Senator Hanson’s motion was voted down 51-2 by the Senate.
“That sentence, taken in isolation looks relatively straight forward, but you have to consider things in their context,” said former Liberal senator Mathias Cormann, of the ‘all lives matter’ line at the time.
“In the current context it does raise a whole series of complex policy matters that we believe cannot be dealt with just by a simple notice of motion in the fashion as was proposed.”
Greens senator Nick McKim called Mr McCormack’s comments “deliberate race-baiting”.
“Last year, the Senate united to block Pauline Hanson from using this racist dogwhistle in Parliament. Now, the Acting PM is using it in press conferences to defend his own racist dismissal of black deaths in America,” he said.
Mr Bowen said the BLM rallies were “legitimate and peaceful protest, not a violent attempt at insurrection”.
“Those people around the world who engaged in peaceful protests in the Black Lives Matter movement deserve better than to have the Acting Prime Minister compare them to the violence and thuggery we saw at the US Capitol last week,” he said.
Amnesty International also responded, claiming Mc McCormack was “continuing to show his ignorance about what Black Lives Matters mean”, and that he was “backing up President Trump”.
Mr McCormack also stuck to his defence of Mr Kelly and Mr Christensen.
Nationals MP Mr Christensen has previously shared Facebook posts claiming “vote fraud” and “dodgy extra votes” in the American election, while Liberal MP Mr Kelly has published claims – since rubbished by the FBI – that left-wing “Antifa” protesters were involved in the US insurrection.
Both have shared other debunked claims about the pandemic, including around masks and health treatments.
Mr McCormack backed them in, describing Mr Christensen kindly as “a bit of a free spirit” who “sometimes pushes the boundaries of controversy on social media”.

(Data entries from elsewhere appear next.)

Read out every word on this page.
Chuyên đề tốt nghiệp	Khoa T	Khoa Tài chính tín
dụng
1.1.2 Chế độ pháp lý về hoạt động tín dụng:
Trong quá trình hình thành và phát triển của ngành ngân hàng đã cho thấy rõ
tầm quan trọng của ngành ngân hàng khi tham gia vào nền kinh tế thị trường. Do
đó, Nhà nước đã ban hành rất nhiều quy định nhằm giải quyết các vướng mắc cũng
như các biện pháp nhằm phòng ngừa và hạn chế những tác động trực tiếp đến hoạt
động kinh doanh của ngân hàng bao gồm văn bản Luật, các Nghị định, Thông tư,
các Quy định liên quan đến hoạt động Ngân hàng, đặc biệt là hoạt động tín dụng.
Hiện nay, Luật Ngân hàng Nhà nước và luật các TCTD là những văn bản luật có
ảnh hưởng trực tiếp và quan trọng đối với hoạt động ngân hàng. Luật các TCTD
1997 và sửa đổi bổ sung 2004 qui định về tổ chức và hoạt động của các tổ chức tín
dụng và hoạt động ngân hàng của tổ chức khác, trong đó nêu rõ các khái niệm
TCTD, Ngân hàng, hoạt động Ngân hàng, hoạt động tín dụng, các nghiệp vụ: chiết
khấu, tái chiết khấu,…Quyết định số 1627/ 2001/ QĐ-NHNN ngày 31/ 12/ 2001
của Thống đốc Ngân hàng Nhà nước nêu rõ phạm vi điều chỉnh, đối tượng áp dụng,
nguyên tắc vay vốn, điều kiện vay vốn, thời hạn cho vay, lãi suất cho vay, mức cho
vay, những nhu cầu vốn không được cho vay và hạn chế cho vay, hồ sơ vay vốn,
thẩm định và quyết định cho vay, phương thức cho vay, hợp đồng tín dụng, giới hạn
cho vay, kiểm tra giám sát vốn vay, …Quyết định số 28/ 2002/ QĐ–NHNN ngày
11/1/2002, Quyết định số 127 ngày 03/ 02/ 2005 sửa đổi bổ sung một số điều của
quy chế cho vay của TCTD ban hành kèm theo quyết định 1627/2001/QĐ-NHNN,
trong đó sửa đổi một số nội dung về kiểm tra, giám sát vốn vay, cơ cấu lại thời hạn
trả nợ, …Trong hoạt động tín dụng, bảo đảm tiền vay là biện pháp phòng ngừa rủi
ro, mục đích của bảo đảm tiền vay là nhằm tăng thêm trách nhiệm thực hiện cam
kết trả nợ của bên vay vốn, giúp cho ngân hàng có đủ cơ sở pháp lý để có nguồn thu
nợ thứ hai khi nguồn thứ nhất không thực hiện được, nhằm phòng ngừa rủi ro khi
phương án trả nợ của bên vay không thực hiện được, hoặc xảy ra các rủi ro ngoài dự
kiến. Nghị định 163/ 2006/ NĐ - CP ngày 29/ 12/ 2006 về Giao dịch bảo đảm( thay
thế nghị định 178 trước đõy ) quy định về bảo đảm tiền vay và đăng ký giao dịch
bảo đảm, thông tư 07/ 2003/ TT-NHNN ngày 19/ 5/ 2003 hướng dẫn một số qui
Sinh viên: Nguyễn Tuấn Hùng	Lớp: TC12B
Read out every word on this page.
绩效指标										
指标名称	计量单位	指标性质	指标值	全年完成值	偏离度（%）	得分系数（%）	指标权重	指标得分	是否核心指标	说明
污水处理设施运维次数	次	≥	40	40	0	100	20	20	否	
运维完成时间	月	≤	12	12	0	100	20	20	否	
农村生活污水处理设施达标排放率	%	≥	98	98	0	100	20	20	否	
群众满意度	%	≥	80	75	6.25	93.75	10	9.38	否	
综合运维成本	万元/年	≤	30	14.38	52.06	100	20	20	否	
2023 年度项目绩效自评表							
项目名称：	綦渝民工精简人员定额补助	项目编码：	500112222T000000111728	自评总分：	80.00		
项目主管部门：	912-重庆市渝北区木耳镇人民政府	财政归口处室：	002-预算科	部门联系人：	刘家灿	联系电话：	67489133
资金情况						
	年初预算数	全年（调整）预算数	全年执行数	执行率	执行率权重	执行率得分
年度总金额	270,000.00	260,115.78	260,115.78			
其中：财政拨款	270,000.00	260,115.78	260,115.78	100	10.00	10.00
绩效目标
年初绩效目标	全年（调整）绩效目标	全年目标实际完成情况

“I mean, facts sometimes are contentious, aren’t they? And what you may think is right, somebody else might think is completely untrue. And that’s part of living in a democratic country,” he told the ABC.
“I’m not in favour of censorship, never have been.”
Mr Bowen claimed Mr Kelly was “undermining” institutions such as the Therapeutic Goods Administration, and federal health officials.
Senator McKim claimed Mr McCormack’s claims were “an attempt to take Australia down the dangerous path of post-truth politics”.